Lithium mining stocks are on a tear Thursday, with Albemarle (NYSE:ALB) up 10.8%, Lithium Americas (NYSE:LAC) rising 9.5%, and Livent (NYSE:LTHM) 7.7% higher as well -- but it's all because of Albemarle.
Yesterday evening after close of trading, Albemarle delivered a huge third-quarter earnings beat, reporting $1.09 per share in profit where Wall Street had expected only $0.78, and $747 million in revenue instead of the $740 million analysts had expected.
The news wasn't all great for Albemarle, of course. For one thing, those profit numbers above were only pro forma numbers. When earnings are calculated according to generally accepted accounting principles (GAAP), it turns out Albemarle actually only earned $0.92 per share -- and that was down 37% year over year. Sales, too, declined year over year, down 15%.
Still, Albemarle called the numbers "solid," and noted that sales fell toward "the upper end of our outlook range," with "adjusted EBITDA exceeding outlook." While profits declined, Albemarle is taking steps to cut as much as $120 million in annual operating cost, and those cuts should be complete by the end of next year, boosting profits.
In the meantime, Albemarle issued new guidance for the rest of this year, predicting that sales will run between $3.05 billion and $3.15 billion. That would be a decline from last year -- which is bad.

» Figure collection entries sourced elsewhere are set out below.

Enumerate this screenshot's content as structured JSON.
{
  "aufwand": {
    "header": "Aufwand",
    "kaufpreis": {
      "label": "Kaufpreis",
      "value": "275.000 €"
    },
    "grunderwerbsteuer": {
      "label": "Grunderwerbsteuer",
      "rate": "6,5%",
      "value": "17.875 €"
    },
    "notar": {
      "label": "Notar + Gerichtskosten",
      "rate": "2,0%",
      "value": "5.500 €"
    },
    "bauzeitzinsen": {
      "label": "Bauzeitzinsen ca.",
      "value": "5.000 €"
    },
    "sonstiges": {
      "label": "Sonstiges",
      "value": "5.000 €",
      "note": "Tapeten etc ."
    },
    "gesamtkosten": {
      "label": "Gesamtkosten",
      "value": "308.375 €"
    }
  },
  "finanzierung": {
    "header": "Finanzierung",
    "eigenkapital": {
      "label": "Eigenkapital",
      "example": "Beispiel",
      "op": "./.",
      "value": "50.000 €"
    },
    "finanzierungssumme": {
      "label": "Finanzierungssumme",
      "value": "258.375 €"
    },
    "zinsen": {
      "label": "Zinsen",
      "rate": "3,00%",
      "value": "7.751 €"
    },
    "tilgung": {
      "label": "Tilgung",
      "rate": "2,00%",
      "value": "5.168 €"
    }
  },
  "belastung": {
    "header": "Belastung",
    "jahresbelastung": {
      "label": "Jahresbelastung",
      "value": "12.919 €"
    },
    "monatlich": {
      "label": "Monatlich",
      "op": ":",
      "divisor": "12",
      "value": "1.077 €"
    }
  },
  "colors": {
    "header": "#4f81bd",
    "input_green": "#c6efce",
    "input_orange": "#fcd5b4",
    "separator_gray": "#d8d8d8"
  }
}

On the other hand, the entirety of the new sales guidance range comes out above the $3.04 billion in sales that Wall Street had been predicting for 2020 -- which is good.

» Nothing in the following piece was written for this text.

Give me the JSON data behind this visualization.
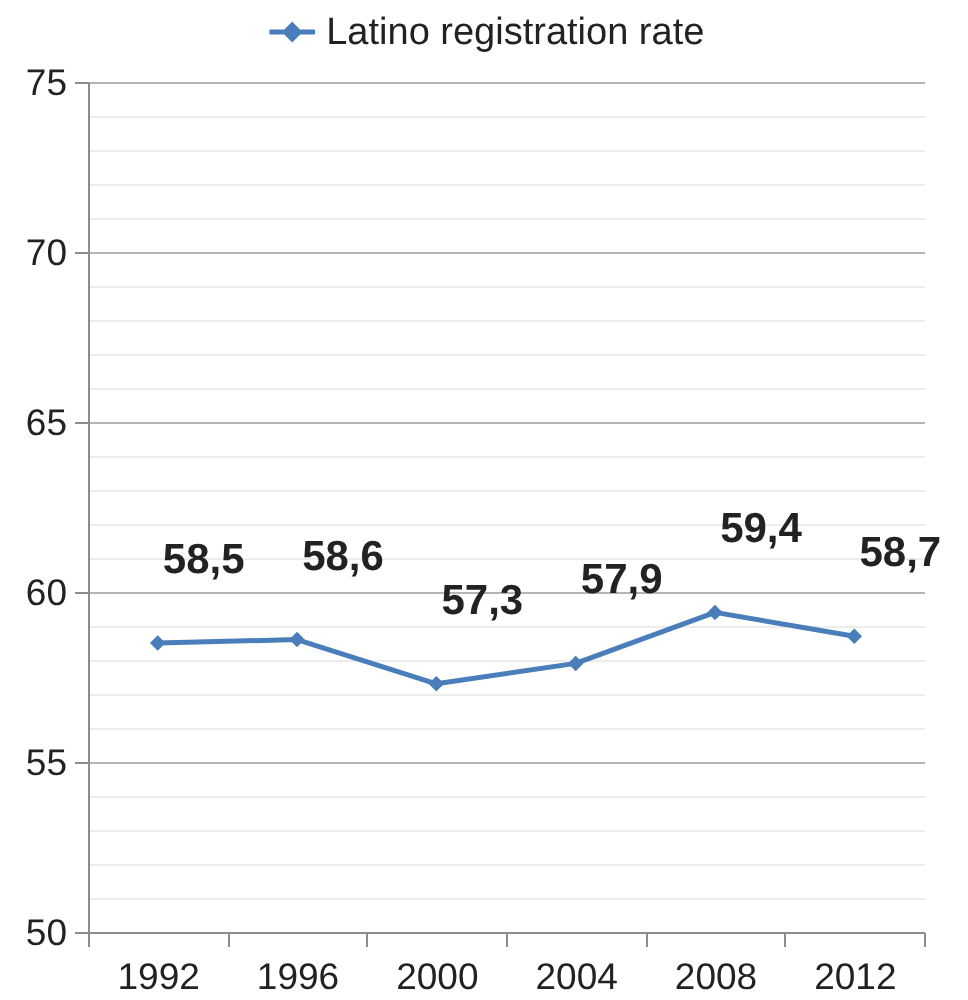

This is probably the reason why Albemarle stock is moving higher today. And since sales strength in one commodity producer can reasonably be expected to extend even to its competitors, it's probably the reason why shares of Livent and Lithium Americas stocks are moving higher today as well.

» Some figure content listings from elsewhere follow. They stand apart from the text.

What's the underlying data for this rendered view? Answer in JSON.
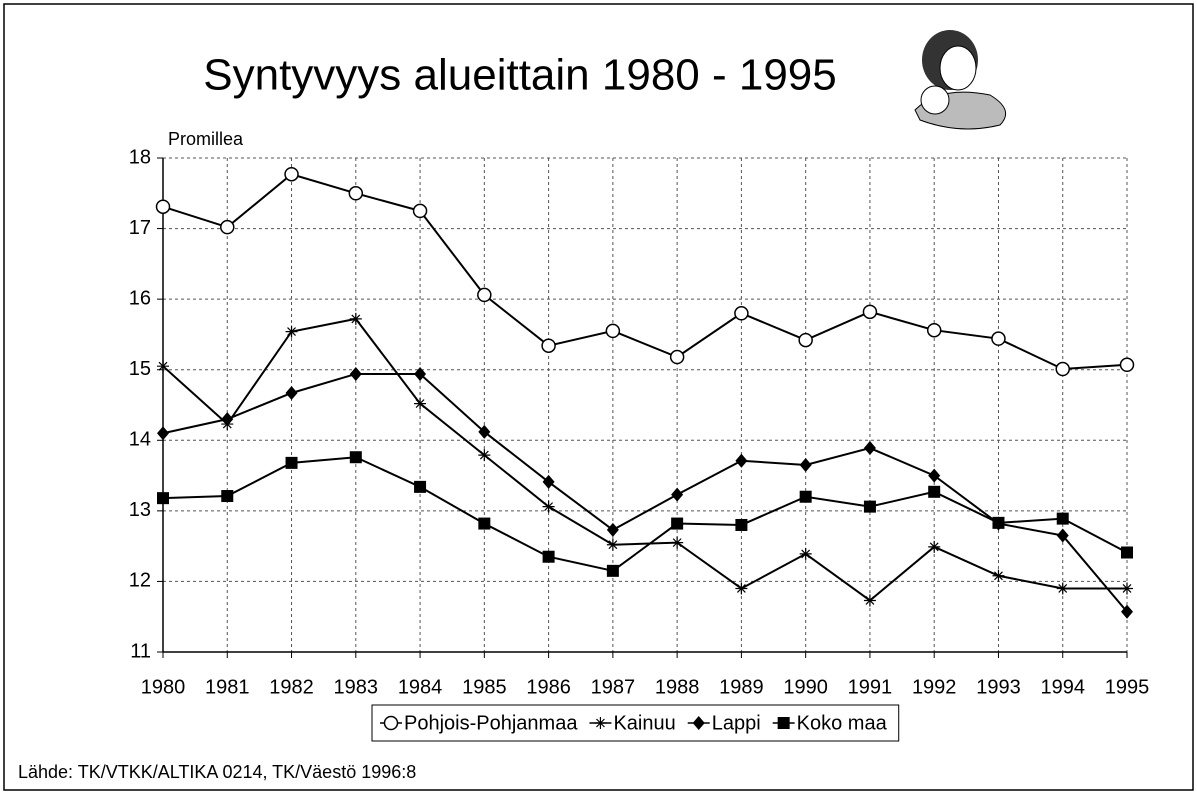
{
  "chart_data": {
    "type": "line",
    "title": "Syntyvyys alueittain 1980 - 1995",
    "y_label": "Promillea",
    "source": "Lähde: TK/VTKK/ALTIKA 0214, TK/Väestö 1996:8",
    "categories": [
      "1980",
      "1981",
      "1982",
      "1983",
      "1984",
      "1985",
      "1986",
      "1987",
      "1988",
      "1989",
      "1990",
      "1991",
      "1992",
      "1993",
      "1994",
      "1995"
    ],
    "series": [
      {
        "name": "Pohjois-Pohjanmaa",
        "color": "#000000",
        "marker": "circle",
        "values": [
          17.31,
          17.02,
          17.77,
          17.5,
          17.25,
          16.06,
          15.34,
          15.55,
          15.18,
          15.8,
          15.42,
          15.82,
          15.56,
          15.44,
          15.01,
          15.07
        ]
      },
      {
        "name": "Kainuu",
        "color": "#000000",
        "marker": "star",
        "values": [
          15.05,
          14.23,
          15.54,
          15.72,
          14.52,
          13.79,
          13.06,
          12.52,
          12.55,
          11.9,
          12.39,
          11.73,
          12.49,
          12.08,
          11.9,
          11.9
        ]
      },
      {
        "name": "Lappi",
        "color": "#000000",
        "marker": "diamond",
        "values": [
          14.1,
          14.3,
          14.67,
          14.94,
          14.94,
          14.12,
          13.41,
          12.73,
          13.23,
          13.71,
          13.65,
          13.89,
          13.5,
          12.82,
          12.65,
          11.57
        ]
      },
      {
        "name": "Koko maa",
        "color": "#000000",
        "marker": "square",
        "values": [
          13.18,
          13.21,
          13.68,
          13.76,
          13.34,
          12.82,
          12.35,
          12.15,
          12.82,
          12.8,
          13.2,
          13.06,
          13.27,
          12.83,
          12.89,
          12.41
        ]
      }
    ],
    "ylim": [
      11,
      18
    ],
    "yticks": [
      11,
      12,
      13,
      14,
      15,
      16,
      17,
      18
    ],
    "grid": true
  }
}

But as much as I'd like to leave you on that high note, there's one final factoid that bears emphasizing: Even as Albemarle predicts above-consensus sales, it's also warning that free cash flow this year is going to run increasingly negative -- at least negative $140 million, and perhaps as bad as negative $240 million.
When you recall that Livent and Lithium Americas stocks, too, are burning cash, it seems clear to me that declining sales isn't the only problem these companies face. And the fact that sales might not be declining as fast as previously feared might not be a very good reason to buy lithium stocks.